Pre-fair date discount tickets were available as well, with $15 general admission dropped to $12 prior to the 13th, and $10 senior and kids tickets reduced to $8. Unlimited ride wristband purchases were $28 in advance, $30-$35 once the fair began. When buying a regular full-price admission between May 29 and June 12th, a free fair ticket was given to a local foster family.

 The fair’s success this year exceeded previous years. Total attendance was up by 7.3% to 454,276 attendees; horse racing track attendance peaked at 49,483 guests.

Jerome Hoban, CEO of the Alameda County Fair remarks “With the Last Ride of the Cattle Drive, the great concerts, and all our new special features, every day offered something fun for everyone.” 

Among the many fair highlights were several ride additions at the carnival this year.  Butler Amusements operated the midway again this year, adding the new Mega-Flip thrill ride as well as The Sky Ride, which provided riders with a bird’s eye view of the fair.

The “Last Ride” of the Cattle Drive drew cheering crowds to view hundreds of cattle, cowboys and cowgirls, and fair entertainers in a final passage down Pleasanton’s Main Street. Daily attractions that marked fair attendees favorites’ list included Alaskan Pig Races, the Great American Petting Zoo, carnival rides, and food. 

Along with attendance numbers, exhibits and sales also rose this year, with small animal sales up 15.9%; fine art sales rising by 8.8%; and exhibitors increasing by 10%. 

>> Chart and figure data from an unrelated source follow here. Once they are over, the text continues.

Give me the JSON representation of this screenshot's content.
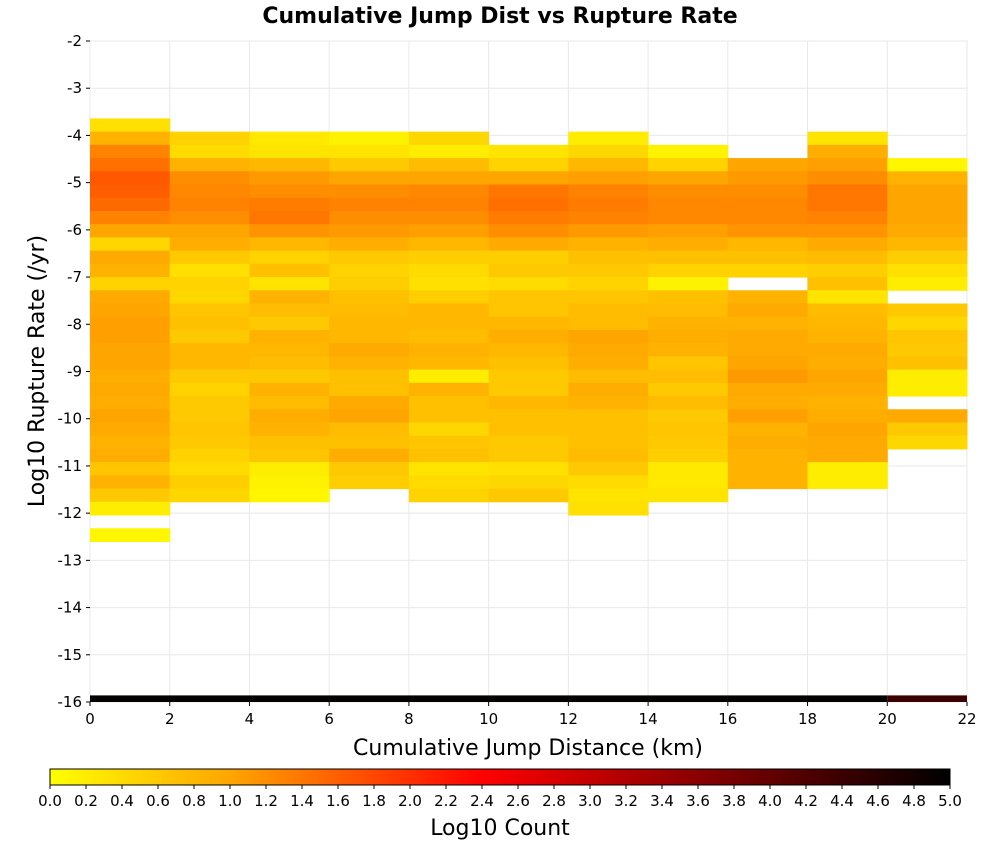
{
  "chart_data": {
    "type": "heatmap",
    "title": "Cumulative Jump Dist vs Rupture Rate",
    "xlabel": "Cumulative Jump Distance (km)",
    "ylabel": "Log10 Rupture Rate (/yr)",
    "xlim": [
      0,
      22
    ],
    "ylim": [
      -16,
      -2
    ],
    "x_ticks": [
      0,
      2,
      4,
      6,
      8,
      10,
      12,
      14,
      16,
      18,
      20,
      22
    ],
    "y_ticks": [
      -2,
      -3,
      -4,
      -5,
      -6,
      -7,
      -8,
      -9,
      -10,
      -11,
      -12,
      -13,
      -14,
      -15,
      -16
    ],
    "grid": true,
    "colorbar": {
      "label": "Log10 Count",
      "range": [
        0,
        5
      ],
      "ticks": [
        "0.0",
        "0.2",
        "0.4",
        "0.6",
        "0.8",
        "1.0",
        "1.2",
        "1.4",
        "1.6",
        "1.8",
        "2.0",
        "2.2",
        "2.4",
        "2.6",
        "2.8",
        "3.0",
        "3.2",
        "3.4",
        "3.6",
        "3.8",
        "4.0",
        "4.2",
        "4.4",
        "4.6",
        "4.8",
        "5.0"
      ],
      "colors": [
        "#ffff00",
        "#ffa500",
        "#ff0000",
        "#000000"
      ]
    },
    "x_bin_width_km": 2,
    "y_bin_width_log10": 0.28,
    "x_bin_starts": [
      0,
      2,
      4,
      6,
      8,
      10,
      12,
      14,
      16,
      18,
      20
    ],
    "y_bin_starts": [
      -3.64,
      -3.92,
      -4.2,
      -4.48,
      -4.76,
      -5.04,
      -5.32,
      -5.6,
      -5.88,
      -6.16,
      -6.44,
      -6.72,
      -7.0,
      -7.28,
      -7.56,
      -7.84,
      -8.12,
      -8.4,
      -8.68,
      -8.96,
      -9.24,
      -9.52,
      -9.8,
      -10.08,
      -10.36,
      -10.64,
      -10.92,
      -11.2,
      -11.48,
      -11.76,
      -12.04,
      -12.32
    ],
    "z_log10_count": [
      [
        0.35,
        0.85,
        1.3,
        1.45,
        1.65,
        1.6,
        1.5,
        1.3,
        1.0,
        0.45,
        0.95,
        0.85,
        0.5,
        0.95,
        1.0,
        1.05,
        1.05,
        1.0,
        1.0,
        0.9,
        0.95,
        0.9,
        1.0,
        0.95,
        0.85,
        0.9,
        0.65,
        0.85,
        0.6,
        0.2,
        null,
        0.1
      ],
      [
        null,
        0.5,
        0.4,
        0.85,
        1.2,
        1.25,
        1.3,
        1.2,
        1.0,
        0.9,
        0.6,
        0.35,
        0.5,
        0.45,
        0.65,
        0.7,
        0.6,
        0.8,
        0.8,
        0.6,
        0.5,
        0.6,
        0.6,
        0.65,
        0.6,
        0.5,
        0.4,
        0.55,
        0.45,
        null,
        null,
        null
      ],
      [
        null,
        0.25,
        0.3,
        0.8,
        1.1,
        1.2,
        1.35,
        1.4,
        1.15,
        0.8,
        0.5,
        0.7,
        0.3,
        0.85,
        0.75,
        0.6,
        0.85,
        0.8,
        0.75,
        0.6,
        0.85,
        0.75,
        0.9,
        0.85,
        0.7,
        0.65,
        0.2,
        0.15,
        0.1,
        null,
        null,
        null
      ],
      [
        null,
        0.15,
        0.3,
        0.6,
        1.0,
        1.2,
        1.3,
        1.2,
        1.1,
        0.9,
        0.6,
        0.5,
        0.55,
        0.7,
        0.75,
        0.8,
        0.8,
        0.95,
        0.85,
        0.7,
        0.7,
        0.95,
        1.0,
        0.75,
        0.7,
        0.9,
        0.6,
        0.55,
        null,
        null,
        null,
        null
      ],
      [
        null,
        0.45,
        0.2,
        0.75,
        1.0,
        1.25,
        1.3,
        1.2,
        1.05,
        0.8,
        0.55,
        0.4,
        0.35,
        0.55,
        0.8,
        0.8,
        0.75,
        0.85,
        0.8,
        0.2,
        0.85,
        0.7,
        0.7,
        0.45,
        0.65,
        0.7,
        0.3,
        0.4,
        0.5,
        null,
        null,
        null
      ],
      [
        null,
        null,
        0.3,
        0.5,
        1.0,
        1.4,
        1.45,
        1.35,
        1.2,
        0.95,
        0.55,
        0.6,
        0.4,
        0.65,
        0.65,
        0.8,
        0.9,
        0.8,
        0.7,
        0.6,
        0.6,
        0.8,
        0.7,
        0.7,
        0.6,
        0.6,
        0.35,
        0.45,
        0.6,
        null,
        null,
        null
      ],
      [
        null,
        0.2,
        0.45,
        0.8,
        1.05,
        1.3,
        1.35,
        1.3,
        1.1,
        0.85,
        0.7,
        0.6,
        0.5,
        0.65,
        0.75,
        0.75,
        1.0,
        0.95,
        0.9,
        0.75,
        0.9,
        0.85,
        0.7,
        0.7,
        0.7,
        0.75,
        0.6,
        0.4,
        0.3,
        0.35,
        null,
        null
      ],
      [
        null,
        null,
        0.15,
        0.5,
        1.0,
        1.2,
        1.25,
        1.25,
        1.05,
        0.9,
        0.7,
        0.5,
        0.15,
        0.7,
        0.75,
        0.85,
        0.9,
        0.85,
        0.65,
        0.75,
        0.6,
        0.75,
        0.6,
        0.65,
        0.6,
        0.55,
        0.25,
        0.25,
        0.3,
        null,
        null,
        null
      ],
      [
        null,
        null,
        null,
        1.0,
        1.1,
        1.2,
        1.25,
        1.25,
        1.15,
        0.8,
        0.7,
        0.5,
        null,
        0.85,
        0.95,
        0.85,
        0.95,
        0.95,
        1.0,
        1.1,
        0.95,
        0.9,
        1.05,
        0.85,
        0.9,
        0.85,
        0.85,
        0.85,
        null,
        null,
        null,
        null
      ],
      [
        null,
        0.3,
        0.9,
        1.05,
        1.2,
        1.4,
        1.4,
        1.3,
        1.15,
        0.95,
        0.75,
        0.55,
        0.7,
        0.3,
        0.75,
        0.8,
        0.85,
        0.95,
        0.9,
        1.0,
        0.95,
        0.85,
        0.9,
        1.0,
        0.95,
        0.95,
        0.2,
        0.2,
        null,
        null,
        null,
        null
      ],
      [
        null,
        null,
        null,
        0.1,
        0.85,
        1.0,
        1.0,
        1.0,
        0.95,
        0.8,
        0.55,
        0.35,
        0.2,
        null,
        0.6,
        0.45,
        0.65,
        0.6,
        0.7,
        0.2,
        0.2,
        null,
        0.95,
        0.6,
        0.45,
        null,
        null,
        null,
        null,
        null,
        null,
        null
      ]
    ],
    "baseline_band": {
      "y_range": [
        -16,
        -15.86
      ],
      "x_ranges": [
        [
          0,
          20
        ],
        [
          20,
          22
        ]
      ],
      "log10_count": [
        4.95,
        4.4
      ]
    }
  }
}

The most popular foods at the fair were primarily classics: corn dog sales rose by 11.5% to a whopping 35,320 consumed, the largest sale number among a wide range of treats, that also included increased sales in BBQ turkey legs, funnel cakes, cotton candy, funnel cakes – a close second in consumption to corn dogs at 33,684 of them consumed, up 12.3% from last year. Candy apples, deep fried Twinkies, and burgers rounded out the classics. 

Donations and volunteerism also rose in 2019, with a key increase in the number of people who brought dated clothing, up 23% to 6,736; some 630 fair volunteers worked 7,700 hours, up 7%.